# Ride Immediately Ends When Swipe "Begin Trip"?



## MikesUber (Oct 23, 2015)

Hello UberPeople,

So this has happened twice out of 200 rides and really created headaches for myself and the passenger.

My passenger gets in the car, I confirm their name and I go to swipe "Begin Trip". After swiping, the app immediately goes to the Stars screen to rate the passenger indicating the trip has ended. What's going on here?

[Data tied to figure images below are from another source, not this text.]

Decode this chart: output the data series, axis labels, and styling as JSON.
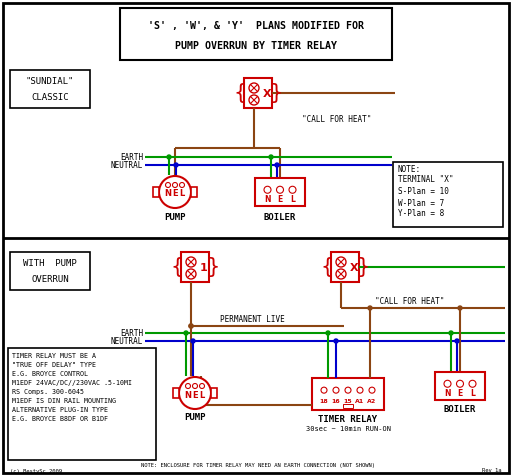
{
  "title_line1": "'S' , 'W', & 'Y'  PLANS MODIFIED FOR",
  "title_line2": "PUMP OVERRUN BY TIMER RELAY",
  "bg_color": "#ffffff",
  "border_color": "#000000",
  "red": "#cc0000",
  "green": "#009900",
  "blue": "#0000cc",
  "brown": "#8B4513",
  "label_timer_note": "TIMER RELAY MUST BE A\n\"TRUE OFF DELAY\" TYPE\nE.G. BROYCE CONTROL\nM1EDF 24VAC/DC//230VAC .5-10MI\nRS Comps. 300-6045\nM1EDF IS DIN RAIL MOUNTING\nALTERNATIVE PLUG-IN TYPE\nE.G. BROYCE B8DF OR B1DF",
  "bottom_note": "NOTE: ENCLOSURE FOR TIMER RELAY MAY NEED AN EARTH CONNECTION (NOT SHOWN)",
  "rev": "Rev 1a",
  "copyright": "(c) BestySc 2009"
}
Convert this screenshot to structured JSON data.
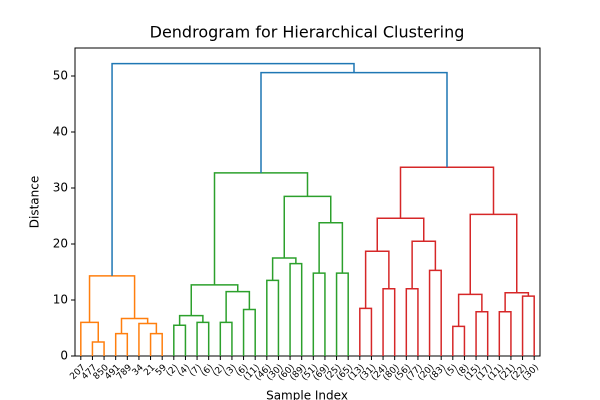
{
  "chart_data": {
    "type": "dendrogram",
    "title": "Dendrogram for Hierarchical Clustering",
    "xlabel": "Sample Index",
    "ylabel": "Distance",
    "ylim": [
      0,
      55
    ],
    "yticks": [
      0,
      10,
      20,
      30,
      40,
      50
    ],
    "tree": {
      "height": 52.2,
      "color": "#1f77b4",
      "children": [
        {
          "height": 14.3,
          "color": "#ff7f0e",
          "children": [
            {
              "height": 6,
              "color": "#ff7f0e",
              "children": [
                {
                  "label": "207"
                },
                {
                  "height": 2.5,
                  "color": "#ff7f0e",
                  "children": [
                    {
                      "label": "477"
                    },
                    {
                      "label": "850"
                    }
                  ]
                }
              ]
            },
            {
              "height": 6.7,
              "color": "#ff7f0e",
              "children": [
                {
                  "height": 4,
                  "color": "#ff7f0e",
                  "children": [
                    {
                      "label": "491"
                    },
                    {
                      "label": "789"
                    }
                  ]
                },
                {
                  "height": 5.8,
                  "color": "#ff7f0e",
                  "children": [
                    {
                      "label": "34"
                    },
                    {
                      "height": 4,
                      "color": "#ff7f0e",
                      "children": [
                        {
                          "label": "21"
                        },
                        {
                          "label": "59"
                        }
                      ]
                    }
                  ]
                }
              ]
            }
          ]
        },
        {
          "height": 50.6,
          "color": "#1f77b4",
          "children": [
            {
              "height": 32.7,
              "color": "#2ca02c",
              "children": [
                {
                  "height": 12.7,
                  "color": "#2ca02c",
                  "children": [
                    {
                      "height": 7.2,
                      "color": "#2ca02c",
                      "children": [
                        {
                          "height": 5.5,
                          "color": "#2ca02c",
                          "children": [
                            {
                              "label": "(2)"
                            },
                            {
                              "label": "(4)"
                            }
                          ]
                        },
                        {
                          "height": 6,
                          "color": "#2ca02c",
                          "children": [
                            {
                              "label": "(7)"
                            },
                            {
                              "label": "(6)"
                            }
                          ]
                        }
                      ]
                    },
                    {
                      "height": 11.5,
                      "color": "#2ca02c",
                      "children": [
                        {
                          "height": 6,
                          "color": "#2ca02c",
                          "children": [
                            {
                              "label": "(2)"
                            },
                            {
                              "label": "(3)"
                            }
                          ]
                        },
                        {
                          "height": 8.3,
                          "color": "#2ca02c",
                          "children": [
                            {
                              "label": "(6)"
                            },
                            {
                              "label": "(11)"
                            }
                          ]
                        }
                      ]
                    }
                  ]
                },
                {
                  "height": 28.5,
                  "color": "#2ca02c",
                  "children": [
                    {
                      "height": 17.5,
                      "color": "#2ca02c",
                      "children": [
                        {
                          "height": 13.5,
                          "color": "#2ca02c",
                          "children": [
                            {
                              "label": "(46)"
                            },
                            {
                              "label": "(30)"
                            }
                          ]
                        },
                        {
                          "height": 16.5,
                          "color": "#2ca02c",
                          "children": [
                            {
                              "label": "(60)"
                            },
                            {
                              "label": "(89)"
                            }
                          ]
                        }
                      ]
                    },
                    {
                      "height": 23.8,
                      "color": "#2ca02c",
                      "children": [
                        {
                          "height": 14.8,
                          "color": "#2ca02c",
                          "children": [
                            {
                              "label": "(51)"
                            },
                            {
                              "label": "(69)"
                            }
                          ]
                        },
                        {
                          "height": 14.8,
                          "color": "#2ca02c",
                          "children": [
                            {
                              "label": "(25)"
                            },
                            {
                              "label": "(65)"
                            }
                          ]
                        }
                      ]
                    }
                  ]
                }
              ]
            },
            {
              "height": 33.7,
              "color": "#d62728",
              "children": [
                {
                  "height": 24.6,
                  "color": "#d62728",
                  "children": [
                    {
                      "height": 18.7,
                      "color": "#d62728",
                      "children": [
                        {
                          "height": 8.5,
                          "color": "#d62728",
                          "children": [
                            {
                              "label": "(13)"
                            },
                            {
                              "label": "(31)"
                            }
                          ]
                        },
                        {
                          "height": 12,
                          "color": "#d62728",
                          "children": [
                            {
                              "label": "(24)"
                            },
                            {
                              "label": "(80)"
                            }
                          ]
                        }
                      ]
                    },
                    {
                      "height": 20.5,
                      "color": "#d62728",
                      "children": [
                        {
                          "height": 12,
                          "color": "#d62728",
                          "children": [
                            {
                              "label": "(56)"
                            },
                            {
                              "label": "(77)"
                            }
                          ]
                        },
                        {
                          "height": 15.3,
                          "color": "#d62728",
                          "children": [
                            {
                              "label": "(20)"
                            },
                            {
                              "label": "(83)"
                            }
                          ]
                        }
                      ]
                    }
                  ]
                },
                {
                  "height": 25.3,
                  "color": "#d62728",
                  "children": [
                    {
                      "height": 11,
                      "color": "#d62728",
                      "children": [
                        {
                          "height": 5.3,
                          "color": "#d62728",
                          "children": [
                            {
                              "label": "(5)"
                            },
                            {
                              "label": "(8)"
                            }
                          ]
                        },
                        {
                          "height": 7.9,
                          "color": "#d62728",
                          "children": [
                            {
                              "label": "(15)"
                            },
                            {
                              "label": "(17)"
                            }
                          ]
                        }
                      ]
                    },
                    {
                      "height": 11.3,
                      "color": "#d62728",
                      "children": [
                        {
                          "height": 7.9,
                          "color": "#d62728",
                          "children": [
                            {
                              "label": "(11)"
                            },
                            {
                              "label": "(21)"
                            }
                          ]
                        },
                        {
                          "height": 10.7,
                          "color": "#d62728",
                          "children": [
                            {
                              "label": "(22)"
                            },
                            {
                              "label": "(30)"
                            }
                          ]
                        }
                      ]
                    }
                  ]
                }
              ]
            }
          ]
        }
      ]
    }
  }
}
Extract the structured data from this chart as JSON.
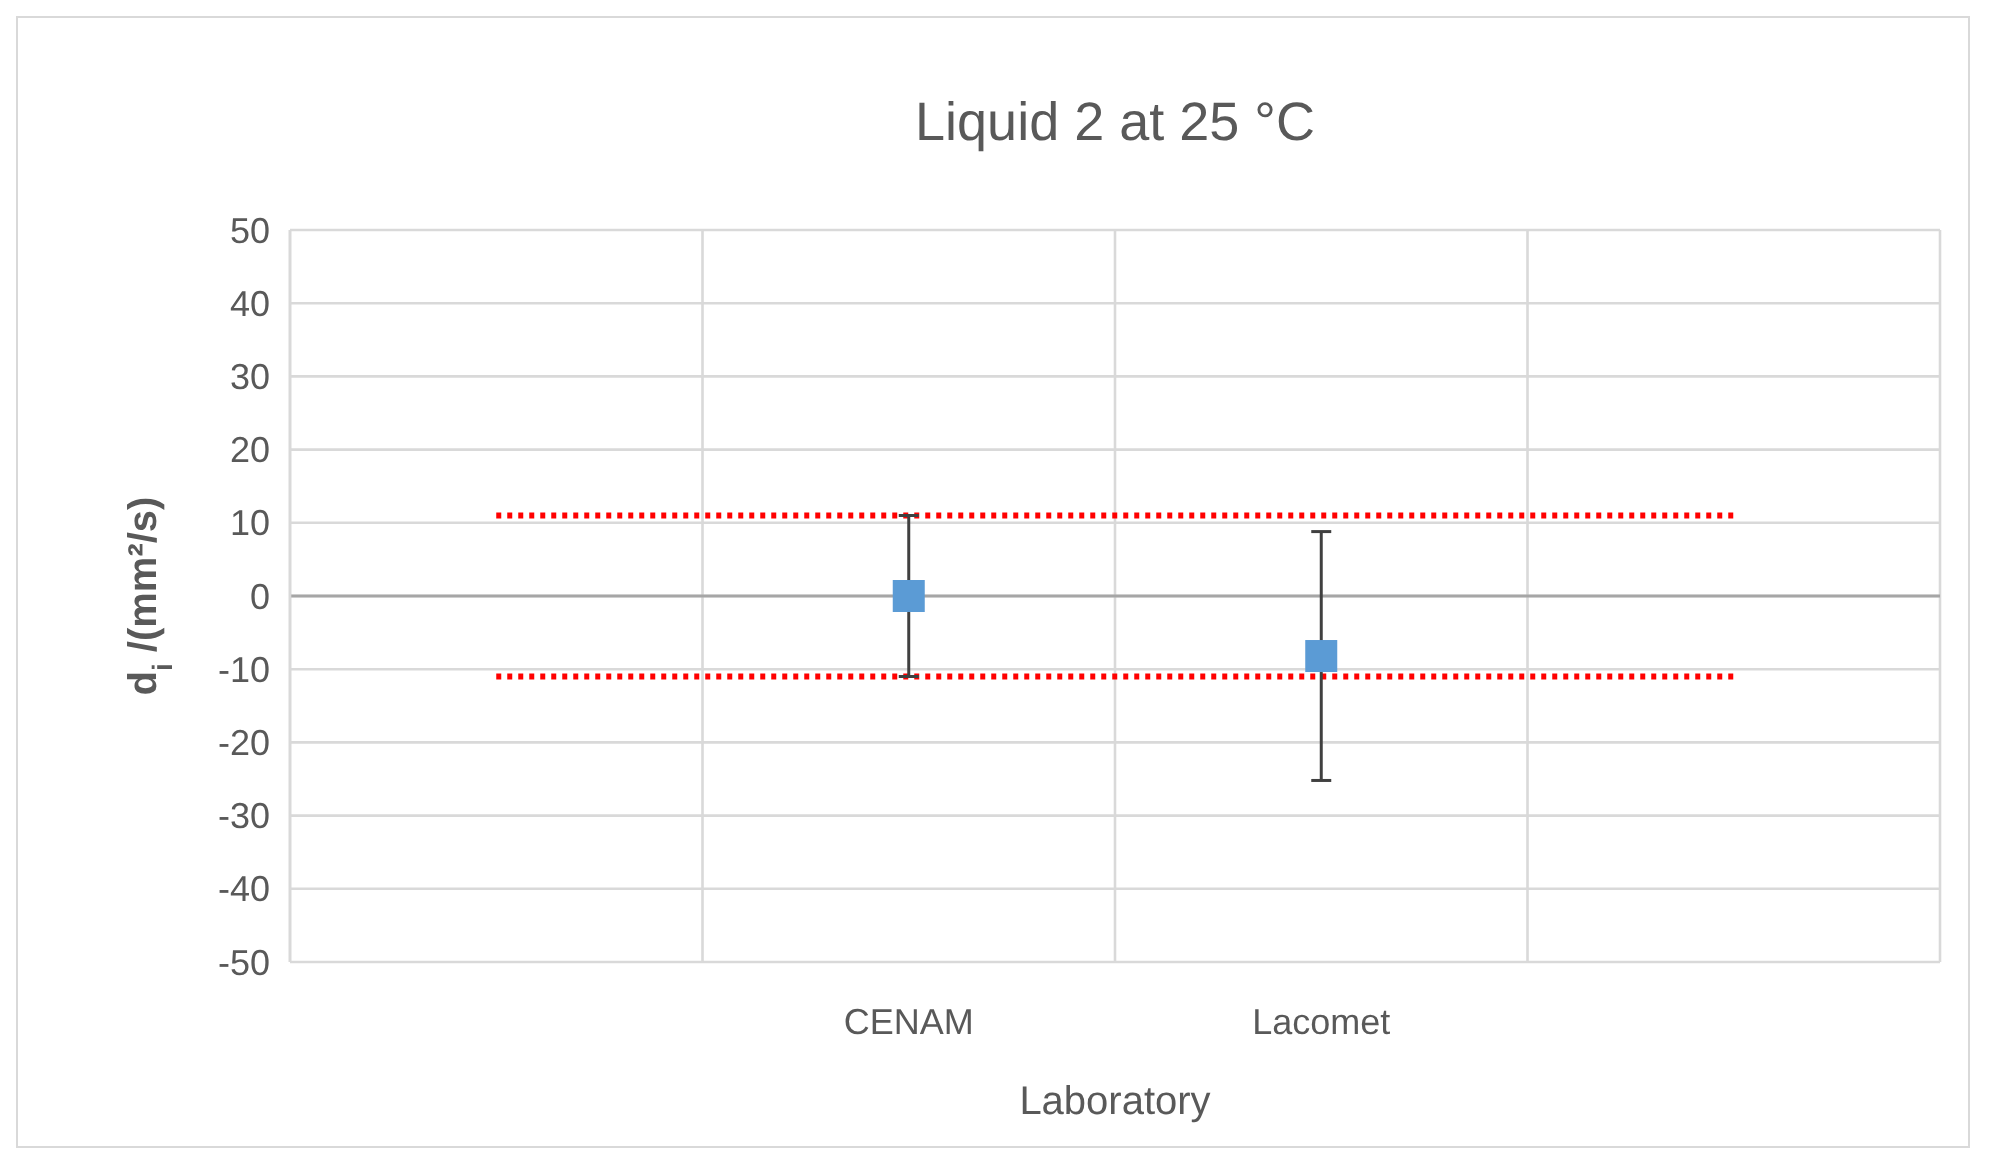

I do not get an option to enter a destination, see no navigation, and see no "End Trip" option. The app just immediately skips to the pax rating screen.

Any help here?


----------



## Qdog915 (May 16, 2015)

Did they enter the same pick up and destination?


----------



## Bart McCoy (Nov 4, 2014)

I had this happened once. I was like i know I didnt start and stop that quick, totally confused me. Only happened once, about a week ago. So what I did was,went ahead and did the trip. I know, not a good idea, not covered by insurance. But all went well I got her to the destination with no issues. Immediately upon drop off I emailed uber about the trip and they adjust it. I dont remember if the pax put in a destination or not. I just wrote down the address where I dropped the pax off at,and remembered where I picked them up at. Entereed those 2 spots in the uber help/complaint section for start/end trip error submission


----------



## Richf28 (Nov 11, 2015)

Yep, had the same problem. Took pax to their location and then notified uber support. They corrected the ride fare and the next day there was an app upgrade. Hasnt happened since


----------



## MikesUber (Oct 23, 2015)

Thanks for the help guys, I refuse to take someone off the app, just how I do things for insurance purposes. I had to 1-star a pax and report him to Uber for continually ignoring my requests to rematch me on the app so we could drive. Both times I eventually got them rematched and we then traveled to their destination. I requested Uber credit the first ride (minimum fare) which they did.

Thanks!


----------